Young Life school kids

Middle school students conduct tests of water in Currant Creek at the Young Life Washington Family Ranch.

A Redmond-based investment company is in a property dispute with Young Life’s Washington Family Ranch and another property owner for blocking the company’s access to its land near Antelope.

Ace High Investments LLC filed a complaint April 10 in Jefferson County Circuit Court against Young Life, a religious youth organization that owns the Washington Family Ranch, and adjacent property owner, Jay Olson. Young Life’s property was the site of the controversial Rajneeshee commune in the 1980s.

The company is asking the court for an easement to access its property, which “is 100% landlocked and surrounded by the Young Life property,” according to Ace High’s attorney Alan Stewart.

Property records show the company bought a 640-acre tract of farmland for $500,000 in 2017. But the only way to access the property is by traveling through Young Life’s property on an access road that has been used for 100 years, according to Stewart.

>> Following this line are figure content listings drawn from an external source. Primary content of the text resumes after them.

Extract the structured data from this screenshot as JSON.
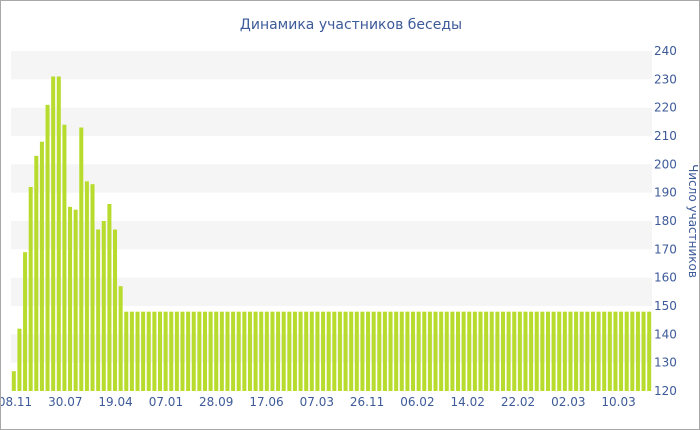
{
  "chart_data": {
    "type": "bar",
    "title": "Динамика участников беседы",
    "xlabel": "",
    "ylabel": "Число участников",
    "ylim": [
      120,
      240
    ],
    "yticks": [
      120,
      130,
      140,
      150,
      160,
      170,
      180,
      190,
      200,
      210,
      220,
      230,
      240
    ],
    "y_axis_side": "right",
    "grid": "alternating horizontal bands",
    "bar_color": "#b8dc2e",
    "band_color": "#f5f5f5",
    "text_color": "#3d5a99",
    "x_tick_labels": [
      "08.11",
      "30.07",
      "19.04",
      "07.01",
      "28.09",
      "17.06",
      "07.03",
      "26.11",
      "06.02",
      "14.02",
      "22.02",
      "02.03",
      "10.03"
    ],
    "values": [
      127,
      142,
      169,
      192,
      203,
      208,
      221,
      231,
      231,
      214,
      185,
      184,
      213,
      194,
      193,
      177,
      180,
      186,
      177,
      157,
      148,
      148,
      148,
      148,
      148,
      148,
      148,
      148,
      148,
      148,
      148,
      148,
      148,
      148,
      148,
      148,
      148,
      148,
      148,
      148,
      148,
      148,
      148,
      148,
      148,
      148,
      148,
      148,
      148,
      148,
      148,
      148,
      148,
      148,
      148,
      148,
      148,
      148,
      148,
      148,
      148,
      148,
      148,
      148,
      148,
      148,
      148,
      148,
      148,
      148,
      148,
      148,
      148,
      148,
      148,
      148,
      148,
      148,
      148,
      148,
      148,
      148,
      148,
      148,
      148,
      148,
      148,
      148,
      148,
      148,
      148,
      148,
      148,
      148,
      148,
      148,
      148,
      148,
      148,
      148,
      148,
      148,
      148,
      148,
      148,
      148,
      148,
      148,
      148,
      148,
      148,
      148,
      148,
      148
    ]
  }
}
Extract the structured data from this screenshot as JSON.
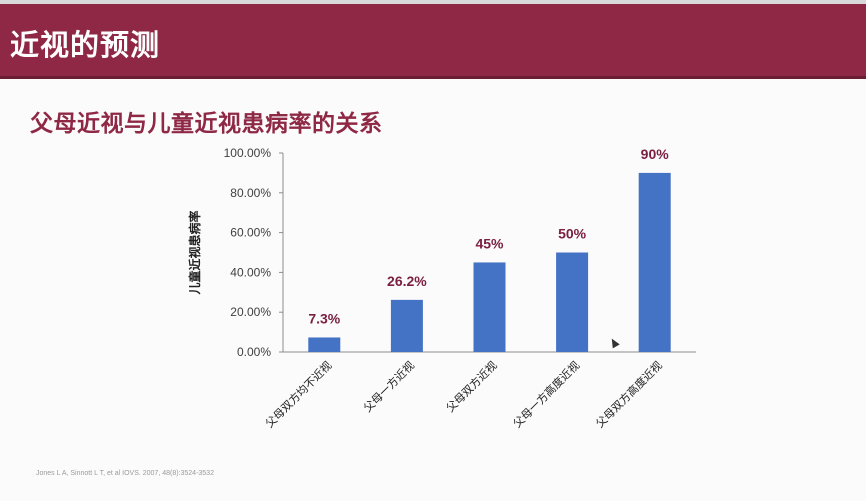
{
  "header": {
    "title": "近视的预测"
  },
  "subtitle": "父母近视与儿童近视患病率的关系",
  "citation": "Jones L A, Sinnott L T, et al IOVS. 2007, 48(8):3524-3532",
  "chart_data": {
    "type": "bar",
    "title": "",
    "xlabel": "",
    "ylabel": "儿童近视患病率",
    "categories": [
      "父母双方均不近视",
      "父母一方近视",
      "父母双方近视",
      "父母一方高度近视",
      "父母双方高度近视"
    ],
    "values": [
      7.3,
      26.2,
      45,
      50,
      90
    ],
    "data_labels": [
      "7.3%",
      "26.2%",
      "45%",
      "50%",
      "90%"
    ],
    "ylim": [
      0,
      100
    ],
    "yticks": [
      0,
      20,
      40,
      60,
      80,
      100
    ],
    "ytick_labels": [
      "0.00%",
      "20.00%",
      "40.00%",
      "60.00%",
      "80.00%",
      "100.00%"
    ],
    "grid": false,
    "colors": {
      "bar": "#4472c4",
      "label": "#7a2040"
    }
  }
}
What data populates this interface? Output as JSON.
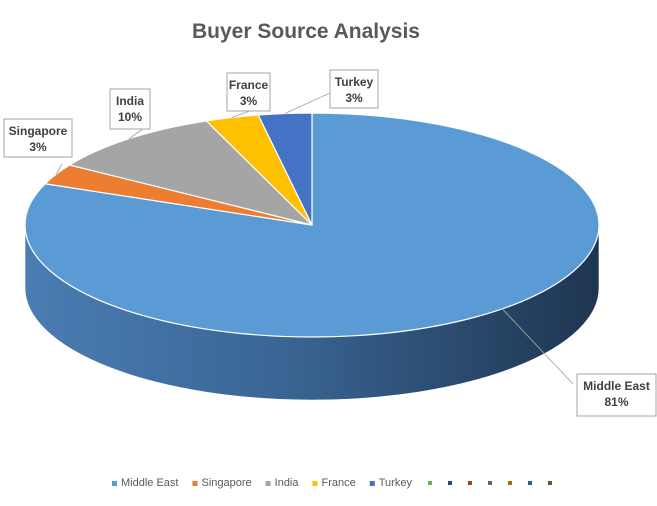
{
  "chart_data": {
    "type": "pie",
    "title": "Buyer Source Analysis",
    "three_d": true,
    "slices": [
      {
        "name": "Middle East",
        "value": 81,
        "label": "81%",
        "color": "#5B9BD5"
      },
      {
        "name": "Singapore",
        "value": 3,
        "label": "3%",
        "color": "#ED7D31"
      },
      {
        "name": "India",
        "value": 10,
        "label": "10%",
        "color": "#A5A5A5"
      },
      {
        "name": "France",
        "value": 3,
        "label": "3%",
        "color": "#FFC000"
      },
      {
        "name": "Turkey",
        "value": 3,
        "label": "3%",
        "color": "#4472C4"
      }
    ],
    "legend": {
      "placement": "bottom",
      "entries": [
        "Middle East",
        "Singapore",
        "India",
        "France",
        "Turkey"
      ],
      "extra_marker_colors": [
        "#70AD47",
        "#264478",
        "#9E480E",
        "#636363",
        "#997300",
        "#255E91",
        "#43682B"
      ]
    }
  }
}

The entry point for the road is on Olson’s property and is restricted by a gate owned and controlled by Olson. His property is west of Young Life.

Without the road, the property has no value, Stewart said.

“The use of the access road is necessary to the plaintiff as it is the only means to reach the plaintiff’s property,” Stewart wrote in the court filing.

In February 2018, Young Life told Ace High that the company couldn’t use the road without written permission, according to the court filing. Then in April 2018 and again recently in March and April, Olson told Ace High the gate would remain locked.

Those actions “attempt to terminate,” Ace High’s only access to the property, Stewart wrote in the court filing.

Young Life has owned the Washington Family Ranch since 1999, after Montana billionaire Dennis Washington donated the property to the organization.

The ranch in Jefferson and Wasco counties was known as the Muddy Ranch before it was bought by the Rajneeshees for $5.75 million in 1981, according to the Oregon Historical Society.

After the Rajneeshees left the land, Dennis Washington’s company, Washington Construction, bought the ranch in 1991 for $3.65 million, according to the historical society.

Today, the ranch is used as a nondenominational Christian youth summer camp.